WARSCHAU. Die Ausstrahlung des ZDF-Dreiteilers „Unsere Mütter, unsere Väter“ im polnischen Staatsfernsehen TVP1 hat scharfe Kritik aus den Reihen der Oppositionspartei Recht und Gerechtigkeit (PiS) hervorgerufen. Abgeordnete der PiS warfen dem Film vor, „verlogen und antipolnisch“ zu sein und forderten den Rücktritt von Fernsehchef Juliusz Braun.

„Es ist unerhört, daß das öffentliche Fernsehen einen Film sendet, der Lügen bezüglich unserer Vergangenheit enthält“, sagte der Fraktionschef der PiS im Warschauer Sejm Mariusz Błaszczak.

Die Stoßrichtung des Films sei das Ergebnis der seit vielen Jahren verfolgten deutschen Geschichtspolitik, „in der die Täter der Tragödie von Millionen sich in der Opferrolle zeigen“.

Jeder vierte Fernsehzuschauer sah ersten Teil

Für Braun sei es disqualifizierend, zugelassen zu haben, daß das Fernsehen einen „deutschen Propagandafilm“ kaufe und ihn zur besten Sendezeit ausstrahle.
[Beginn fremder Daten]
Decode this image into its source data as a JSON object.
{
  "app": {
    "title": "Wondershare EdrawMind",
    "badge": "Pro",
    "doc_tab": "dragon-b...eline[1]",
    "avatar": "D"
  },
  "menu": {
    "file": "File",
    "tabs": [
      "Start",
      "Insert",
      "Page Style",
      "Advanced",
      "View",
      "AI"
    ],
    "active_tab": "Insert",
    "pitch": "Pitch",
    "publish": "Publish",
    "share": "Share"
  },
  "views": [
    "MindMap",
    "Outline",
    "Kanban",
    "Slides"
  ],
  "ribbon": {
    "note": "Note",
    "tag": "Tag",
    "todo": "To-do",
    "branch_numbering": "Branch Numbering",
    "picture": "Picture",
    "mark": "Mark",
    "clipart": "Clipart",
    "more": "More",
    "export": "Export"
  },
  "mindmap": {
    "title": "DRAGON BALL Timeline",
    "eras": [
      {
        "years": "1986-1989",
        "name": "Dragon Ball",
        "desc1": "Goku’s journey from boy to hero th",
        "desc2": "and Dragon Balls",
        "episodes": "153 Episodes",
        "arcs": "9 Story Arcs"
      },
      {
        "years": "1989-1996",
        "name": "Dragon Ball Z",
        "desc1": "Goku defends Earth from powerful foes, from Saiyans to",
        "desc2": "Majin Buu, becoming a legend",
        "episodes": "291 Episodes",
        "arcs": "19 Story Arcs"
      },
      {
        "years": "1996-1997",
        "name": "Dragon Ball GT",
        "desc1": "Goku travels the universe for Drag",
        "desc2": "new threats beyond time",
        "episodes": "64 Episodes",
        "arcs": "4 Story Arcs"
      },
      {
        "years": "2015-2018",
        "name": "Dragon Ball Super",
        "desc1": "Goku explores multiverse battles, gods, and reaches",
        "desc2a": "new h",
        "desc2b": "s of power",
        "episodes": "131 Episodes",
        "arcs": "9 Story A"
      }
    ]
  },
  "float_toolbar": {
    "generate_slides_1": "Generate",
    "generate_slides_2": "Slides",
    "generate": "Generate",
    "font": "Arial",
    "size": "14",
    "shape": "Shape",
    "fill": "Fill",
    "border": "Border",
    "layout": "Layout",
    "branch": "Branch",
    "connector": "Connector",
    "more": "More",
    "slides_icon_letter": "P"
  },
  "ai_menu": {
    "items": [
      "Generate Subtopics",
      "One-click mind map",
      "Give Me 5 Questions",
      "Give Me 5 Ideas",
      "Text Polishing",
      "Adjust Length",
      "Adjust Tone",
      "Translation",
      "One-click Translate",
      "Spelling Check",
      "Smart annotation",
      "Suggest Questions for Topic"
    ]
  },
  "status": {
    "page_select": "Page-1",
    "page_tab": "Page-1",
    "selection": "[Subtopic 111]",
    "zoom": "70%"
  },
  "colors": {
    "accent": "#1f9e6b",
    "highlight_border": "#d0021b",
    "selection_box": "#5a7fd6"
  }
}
Andere Abgeordnete der Kaczyński-Partei PiS, darunter aus dem europäischen Parlament, schlossen sich der Forderung an.

TVP rechtfertigte die Ausstrahlung in einer Programmankündigung damit, die polnischen Zuschauer sollten sich selbst ein Bild von dem „kontroversen deutschen Film“ machen. Diese Erklärung sei nach den Worten des Kaczyński-Vertrauten Maciej Łopiński „genauso abstrus wie die Begründung, das öffentliche Fernsehen solle ‘Mein Kampf’ ausstrahlen, damit sich Polen eine Meinung bilden können“.

Nach Angaben des Online-Portals der Rzeczpospolita haben drei Millionen Polen den ersten, am Montag gesendeten Teil des Dreiteilers gesehen und damit jeder vierte Fernsehzuschauer.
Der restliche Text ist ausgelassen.